CITTÀ DEL VATICANO- Otto anni e undici mesi per peculato, appropriazione indebita aggravata, autoriciclaggio. La sentenza letta ieri pomeriggio dal presidente del Tribunale vaticano, Giuseppe Pignatone, è a suo modo storica. Perché condanna, insieme con due altri imputati, una figura chiave nella storia recente del Vaticano: l’ex presidente dello Ior Angelo Caloia, 81 anni, il banchiere che nel 1989 sostituì Paul Marcinkus e guidò la banca vaticana per vent’anni, fino al 2009. E perché Oltretevere, per la prima volta, si arriva a una condanna al carcere per reati finanziari - la svendita di immobili vaticani e l’incasso della differenza - dopo uno scandalo che non è scoppiato all’esterno ma è nato, nel 2014, da una verifica voluta dalla Santa Sede e da una denuncia dello stesso Io. Segno che i sistemi di controllo voluti da Papa Francesco stanno funzionando: anche l’inchiesta in corso sull’acquisto del Palazzo di Londra, una vicenda distinta, è nata da una segnalazione interna.

Alla stessa pena di Caloia, compresa una multa di 12.500 euro, è stato condannato l’ex avvocato dello Ior Gabriele Liuzzo, che ora ha 97 anni; il figlio Lamberto Liuzzo è stato condannato a 5 anni e due mesi e 8 mila euro di multa per riciclaggio. I tre imputati sono stati interdetti in perpetuo dai pubblici uffici. Ma non basta: il Tribunale ha diposto a loro carico «la confisca di somme complessivamente pari a circa 38 milioni di euro»; inoltre, sono stati condannati a risarcire oltre 20 milioni di danni allo Ior e alla società immobiliare controllata Sgir.

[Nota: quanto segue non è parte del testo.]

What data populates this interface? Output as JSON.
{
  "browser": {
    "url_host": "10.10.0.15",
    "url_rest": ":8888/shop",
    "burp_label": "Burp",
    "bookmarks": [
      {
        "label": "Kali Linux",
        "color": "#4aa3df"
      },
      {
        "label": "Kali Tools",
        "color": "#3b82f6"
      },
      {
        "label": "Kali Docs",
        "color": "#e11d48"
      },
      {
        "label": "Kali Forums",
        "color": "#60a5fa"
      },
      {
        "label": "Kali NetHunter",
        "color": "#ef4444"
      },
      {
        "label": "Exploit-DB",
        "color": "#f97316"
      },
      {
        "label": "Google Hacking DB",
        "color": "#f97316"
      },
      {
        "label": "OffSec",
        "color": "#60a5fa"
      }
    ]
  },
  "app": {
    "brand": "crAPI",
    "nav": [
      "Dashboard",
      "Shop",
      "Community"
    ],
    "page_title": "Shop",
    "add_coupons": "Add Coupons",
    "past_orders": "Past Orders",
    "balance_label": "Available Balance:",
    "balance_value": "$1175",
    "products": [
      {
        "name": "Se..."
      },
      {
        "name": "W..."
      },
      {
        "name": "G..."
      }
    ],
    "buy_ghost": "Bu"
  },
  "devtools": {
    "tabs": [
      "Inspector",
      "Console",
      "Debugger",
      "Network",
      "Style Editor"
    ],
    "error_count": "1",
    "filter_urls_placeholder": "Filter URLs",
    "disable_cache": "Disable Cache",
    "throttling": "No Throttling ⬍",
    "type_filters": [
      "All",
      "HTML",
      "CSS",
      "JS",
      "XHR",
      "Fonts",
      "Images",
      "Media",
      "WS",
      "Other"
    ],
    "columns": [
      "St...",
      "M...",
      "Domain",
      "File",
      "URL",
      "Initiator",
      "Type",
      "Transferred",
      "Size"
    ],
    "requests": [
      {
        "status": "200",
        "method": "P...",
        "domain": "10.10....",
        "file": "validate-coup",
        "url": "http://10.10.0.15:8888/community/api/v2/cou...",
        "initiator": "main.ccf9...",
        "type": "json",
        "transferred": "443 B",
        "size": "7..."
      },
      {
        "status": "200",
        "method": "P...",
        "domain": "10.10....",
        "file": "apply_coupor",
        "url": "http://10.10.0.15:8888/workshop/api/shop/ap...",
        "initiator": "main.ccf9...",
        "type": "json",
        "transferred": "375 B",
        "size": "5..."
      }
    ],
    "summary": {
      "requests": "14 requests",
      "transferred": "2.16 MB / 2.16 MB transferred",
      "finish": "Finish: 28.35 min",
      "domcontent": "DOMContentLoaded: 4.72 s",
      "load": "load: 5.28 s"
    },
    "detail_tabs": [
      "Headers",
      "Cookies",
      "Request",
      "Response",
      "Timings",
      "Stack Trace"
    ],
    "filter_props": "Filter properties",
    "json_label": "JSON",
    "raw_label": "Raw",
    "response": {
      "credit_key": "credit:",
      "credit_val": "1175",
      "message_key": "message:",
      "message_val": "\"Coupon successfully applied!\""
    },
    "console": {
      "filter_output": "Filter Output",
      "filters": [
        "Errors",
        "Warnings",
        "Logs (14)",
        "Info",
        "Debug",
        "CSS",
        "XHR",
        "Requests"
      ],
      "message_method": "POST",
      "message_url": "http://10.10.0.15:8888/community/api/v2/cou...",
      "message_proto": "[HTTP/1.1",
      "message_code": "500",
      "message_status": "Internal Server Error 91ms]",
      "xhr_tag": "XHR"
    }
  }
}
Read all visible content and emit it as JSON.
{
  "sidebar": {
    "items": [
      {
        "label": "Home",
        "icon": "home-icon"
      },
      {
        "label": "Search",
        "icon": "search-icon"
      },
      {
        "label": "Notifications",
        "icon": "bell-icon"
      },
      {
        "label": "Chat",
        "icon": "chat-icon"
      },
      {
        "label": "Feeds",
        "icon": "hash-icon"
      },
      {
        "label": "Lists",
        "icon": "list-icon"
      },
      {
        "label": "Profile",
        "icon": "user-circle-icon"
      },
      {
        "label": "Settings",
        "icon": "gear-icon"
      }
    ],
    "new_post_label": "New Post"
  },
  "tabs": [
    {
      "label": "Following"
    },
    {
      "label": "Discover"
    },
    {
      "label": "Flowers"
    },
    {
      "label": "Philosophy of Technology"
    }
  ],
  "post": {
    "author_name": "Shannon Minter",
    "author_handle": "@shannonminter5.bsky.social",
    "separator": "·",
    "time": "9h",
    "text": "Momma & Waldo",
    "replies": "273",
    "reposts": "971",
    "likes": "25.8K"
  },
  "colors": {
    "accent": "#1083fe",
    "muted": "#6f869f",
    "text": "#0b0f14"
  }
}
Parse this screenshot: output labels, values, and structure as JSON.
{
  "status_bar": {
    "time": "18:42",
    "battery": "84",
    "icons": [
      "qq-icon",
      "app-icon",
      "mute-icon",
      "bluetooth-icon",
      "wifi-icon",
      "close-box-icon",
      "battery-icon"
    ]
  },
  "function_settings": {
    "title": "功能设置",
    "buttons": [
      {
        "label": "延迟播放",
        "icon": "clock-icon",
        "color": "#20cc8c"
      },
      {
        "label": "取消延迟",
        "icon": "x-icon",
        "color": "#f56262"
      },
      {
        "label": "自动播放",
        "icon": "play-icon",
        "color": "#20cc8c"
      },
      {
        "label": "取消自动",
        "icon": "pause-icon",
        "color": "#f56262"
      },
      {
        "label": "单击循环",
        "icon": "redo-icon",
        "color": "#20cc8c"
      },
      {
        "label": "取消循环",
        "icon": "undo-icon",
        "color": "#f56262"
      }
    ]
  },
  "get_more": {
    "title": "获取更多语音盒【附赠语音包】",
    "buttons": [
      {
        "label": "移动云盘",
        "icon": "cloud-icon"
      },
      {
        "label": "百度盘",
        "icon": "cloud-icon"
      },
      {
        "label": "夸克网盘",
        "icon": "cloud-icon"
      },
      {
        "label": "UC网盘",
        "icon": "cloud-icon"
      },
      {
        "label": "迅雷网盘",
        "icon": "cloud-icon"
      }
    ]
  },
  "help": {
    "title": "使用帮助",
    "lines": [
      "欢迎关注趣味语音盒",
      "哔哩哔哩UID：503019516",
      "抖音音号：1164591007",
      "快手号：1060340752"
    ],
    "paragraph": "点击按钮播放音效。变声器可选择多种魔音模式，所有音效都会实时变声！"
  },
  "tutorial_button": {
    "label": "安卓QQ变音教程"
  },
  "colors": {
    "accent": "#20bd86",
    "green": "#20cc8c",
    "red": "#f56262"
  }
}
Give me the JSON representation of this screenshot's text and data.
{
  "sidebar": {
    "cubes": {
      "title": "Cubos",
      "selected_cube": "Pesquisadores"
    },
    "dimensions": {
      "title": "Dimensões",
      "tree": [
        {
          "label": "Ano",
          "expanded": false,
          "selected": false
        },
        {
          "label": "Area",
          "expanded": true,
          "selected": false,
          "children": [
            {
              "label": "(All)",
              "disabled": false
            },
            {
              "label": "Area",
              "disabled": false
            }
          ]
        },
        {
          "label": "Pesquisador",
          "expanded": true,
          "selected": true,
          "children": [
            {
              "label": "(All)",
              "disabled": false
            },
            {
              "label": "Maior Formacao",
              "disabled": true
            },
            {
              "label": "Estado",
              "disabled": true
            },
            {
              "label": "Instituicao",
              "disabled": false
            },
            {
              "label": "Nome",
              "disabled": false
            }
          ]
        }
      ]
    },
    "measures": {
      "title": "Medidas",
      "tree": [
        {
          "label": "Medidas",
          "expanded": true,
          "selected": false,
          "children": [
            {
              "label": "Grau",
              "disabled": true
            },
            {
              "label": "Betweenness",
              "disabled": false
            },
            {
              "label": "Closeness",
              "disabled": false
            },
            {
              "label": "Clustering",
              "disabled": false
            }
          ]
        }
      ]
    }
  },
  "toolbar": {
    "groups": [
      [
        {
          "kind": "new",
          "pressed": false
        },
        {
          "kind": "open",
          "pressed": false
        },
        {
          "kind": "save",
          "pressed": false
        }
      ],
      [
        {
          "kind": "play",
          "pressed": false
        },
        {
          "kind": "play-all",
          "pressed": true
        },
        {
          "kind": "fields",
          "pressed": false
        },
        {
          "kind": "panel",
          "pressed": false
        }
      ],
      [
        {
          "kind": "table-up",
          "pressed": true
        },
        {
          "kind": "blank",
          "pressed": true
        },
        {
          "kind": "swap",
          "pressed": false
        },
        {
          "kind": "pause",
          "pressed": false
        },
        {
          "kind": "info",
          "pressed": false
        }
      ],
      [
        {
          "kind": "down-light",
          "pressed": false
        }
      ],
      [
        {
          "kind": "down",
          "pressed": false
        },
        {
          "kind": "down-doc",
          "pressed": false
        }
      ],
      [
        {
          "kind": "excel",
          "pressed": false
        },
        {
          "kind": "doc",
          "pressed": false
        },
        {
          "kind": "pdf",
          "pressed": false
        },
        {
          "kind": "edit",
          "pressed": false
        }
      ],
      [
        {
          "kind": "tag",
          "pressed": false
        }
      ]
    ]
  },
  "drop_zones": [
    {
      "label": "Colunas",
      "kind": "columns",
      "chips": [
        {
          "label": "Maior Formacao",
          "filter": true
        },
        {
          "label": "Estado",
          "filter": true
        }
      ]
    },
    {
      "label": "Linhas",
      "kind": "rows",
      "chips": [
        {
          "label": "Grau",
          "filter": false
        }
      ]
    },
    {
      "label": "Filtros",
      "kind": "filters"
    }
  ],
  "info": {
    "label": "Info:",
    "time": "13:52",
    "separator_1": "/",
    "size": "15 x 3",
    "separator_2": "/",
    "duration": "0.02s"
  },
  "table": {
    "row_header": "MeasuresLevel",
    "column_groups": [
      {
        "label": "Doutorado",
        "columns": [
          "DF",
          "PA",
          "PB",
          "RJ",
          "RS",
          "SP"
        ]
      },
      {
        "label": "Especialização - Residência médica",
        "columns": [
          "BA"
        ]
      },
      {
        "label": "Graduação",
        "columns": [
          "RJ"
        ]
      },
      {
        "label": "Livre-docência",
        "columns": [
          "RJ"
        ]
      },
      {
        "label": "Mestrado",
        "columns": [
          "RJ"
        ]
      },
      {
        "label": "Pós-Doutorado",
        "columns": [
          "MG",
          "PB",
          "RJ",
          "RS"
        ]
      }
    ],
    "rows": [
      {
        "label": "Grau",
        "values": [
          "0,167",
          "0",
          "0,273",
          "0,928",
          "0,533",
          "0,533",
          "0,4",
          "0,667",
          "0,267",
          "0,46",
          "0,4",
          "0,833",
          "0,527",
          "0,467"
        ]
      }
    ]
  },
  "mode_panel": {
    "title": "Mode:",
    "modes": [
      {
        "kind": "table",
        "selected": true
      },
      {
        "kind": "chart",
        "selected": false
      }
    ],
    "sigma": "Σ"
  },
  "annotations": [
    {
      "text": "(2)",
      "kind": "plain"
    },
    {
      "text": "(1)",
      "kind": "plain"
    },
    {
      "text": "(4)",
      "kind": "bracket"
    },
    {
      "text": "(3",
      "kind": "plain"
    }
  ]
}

La dismissione del patrimonio (al ribasso)

La vicenda riguarda la vendita di 29 immobili di proprietà dell’Istituto, tra il 2001 e il 2007. Una vendita compiuta da Caloia e Gabriele Liuzzo, secondo l’accusa, «d’intesa con l’allora direttore generale dello Ior Lelio Scaletti», morto a fine 2015. Per lo più palazzi a Roma e in provincia, ma anche a Milano a Genova.

Avevano un valore di 150 milioni di euro, ricordavano a fine dicembre i pubblici ministeri, e sono stati ceduti a meno di cento: gli imputati avrebbero incassato in vari modi la differenza, 59 milioni di euro riciclati in parte in Svizzera. Il processo, iniziato il 9 maggio 2018, è durato due anni e mezzo. I periti hanno stimato 34 milioni di differenza tra vendita e valore di mercato. Alla fine il tribunale ha assolto gli imputati per alcuni dei 29 immobili ma ha ritenuto provato che «in alcuni casi si sono effettivamente appropriati di parte del denaro pagato dai compratori, o comunque di denaro dello Ior e della Sgir, per un importo complessivo di circa 19 milioni di euro».

Il promotore di giustizia vaticano, Gian Piero Milano, ha parlato di «un processo destinato a restare nella storia». I difensori di Caloia hanno già presentato appello. Fin dal 2014 Caloia si era detto «sconcertato, attonito e profondamente avvilito» protestando la propria «totale estraneità», e si era dimesso da presidente della Veneranda Fabbrica del Duomo di Milano. Soddisfatto il commento del Vaticano: «Si tratta della prima applicazione della normativa introdotta nel dicembre 2018, nel quadro più generale dell’adeguamento della legislazione vaticana agli standard internazionali per il contrasto al riciclaggio, alla corruzione e ad altri gravi reati».